There’s nothing remotely radical about doubling back on everything you say and do; there’s nothing cool about feigning indifference at the first sign of dissent or retort. Tyler has no problem making reprehensible comments, but if you attempt to engage with what he’s doing on any level, well, he’s got you there: you’re just taking him too seriously. And if you try to dismiss it as trashy or juvenile? Well, he’s thought of that, too: he’s making music of substance because he’s working through deep psychological issues of his own. Goblin revels in this back and forth, whether by adding extremely lame “disclaimers” that attempt to cancel out the “shocking” content of the music they precede or by acknowledging potential criticisms with his “psychologist” alter-ego only to laugh them off as jokes, and the net result is an album which attempts to be both serious art and nothing worth getting serious about. And it tries really, really hard to look like it doesn’t care.

Which isn’t to say that the album lacks even brief highlights—Tyler is proficient enough, and the album is sure as hell long enough, for him to stumble upon a few solid ideas along the way—but the deepest problems pervading Goblin in its entirety simply overwhelm them. However basically enjoyable I find the bounce of “Analog” or the Frank Ocean hook of “She,” the enjoyment just isn’t worth slogging through the rest of the record to find.
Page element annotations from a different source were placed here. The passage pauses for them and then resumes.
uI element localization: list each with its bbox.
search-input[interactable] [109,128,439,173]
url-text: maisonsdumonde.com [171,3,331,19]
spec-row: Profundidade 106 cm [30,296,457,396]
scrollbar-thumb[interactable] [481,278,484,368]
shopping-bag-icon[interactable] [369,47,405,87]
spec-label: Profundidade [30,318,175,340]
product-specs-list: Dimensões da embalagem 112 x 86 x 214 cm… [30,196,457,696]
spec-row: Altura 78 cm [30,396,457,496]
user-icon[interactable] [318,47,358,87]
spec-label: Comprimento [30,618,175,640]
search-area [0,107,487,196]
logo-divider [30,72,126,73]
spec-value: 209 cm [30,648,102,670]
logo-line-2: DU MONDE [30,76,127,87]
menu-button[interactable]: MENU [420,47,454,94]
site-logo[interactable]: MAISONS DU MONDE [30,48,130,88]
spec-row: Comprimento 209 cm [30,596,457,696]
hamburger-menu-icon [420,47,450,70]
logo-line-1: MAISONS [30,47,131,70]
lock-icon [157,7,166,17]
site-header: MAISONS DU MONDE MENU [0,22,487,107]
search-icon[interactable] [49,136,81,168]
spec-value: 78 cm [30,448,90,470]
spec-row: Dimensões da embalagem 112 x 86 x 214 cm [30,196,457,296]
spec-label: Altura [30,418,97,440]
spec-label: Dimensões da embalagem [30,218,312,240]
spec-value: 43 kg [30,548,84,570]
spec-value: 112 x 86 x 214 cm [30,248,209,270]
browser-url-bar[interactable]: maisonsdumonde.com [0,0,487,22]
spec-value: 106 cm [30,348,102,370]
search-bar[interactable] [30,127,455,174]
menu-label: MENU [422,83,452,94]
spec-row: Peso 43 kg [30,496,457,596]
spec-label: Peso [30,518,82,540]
And it’s such a slog; even within a genre notorious for overstuffed and atrociously paced records, Goblin feels like a endurance test to get through, not least because of the dark, gloomy swaths of synth Tyler tends to lean on as production choices. Served as discrete little chunks, the production across Goblin is actually fairly strong, but over the course of an hour its initial charm wears mighty thin.

It’s actually kind of astounding that Tyler thought it reasonable to begin his album with what is quite possibly the goofiest, least shocking, and/or “relevant” line record-wide, the limp assertion, “I’m not a fucking role model,” which as a general bad-boy sentiment feels like a holdover from the early ’90s. Joel Elliott says that the supremely corny “random disclaimer,” which kicks off the unbearable seven-minute slog of “Radicals,” reminds him of the warning title cards they used to stick at the beginning of pre-Hays code films, for all the relevance it lends his shock-tactics, and that’s a problem that speaks, again, to Tyler’s persistently non-committal attitude about everything. His constant assurances across Goblin that he doesn’t really mean any of the hateful shit that he continues to say, including this disclaimer’s attempt to dissuade listeners from actually doing anything Tyler raps about and the title track’s assertion that because Goblin is a work of “fiction” Tyler himself shouldn’t be blamed for anything bad that results, undermines any of the resonance Goblin might have otherwise had as a, well, purer document of depravity and, at his most extreme, a certain kind of madness. But Tyler wants it both ways—he wants the glamour of controversy but none of the potential responsibility that goes along with it.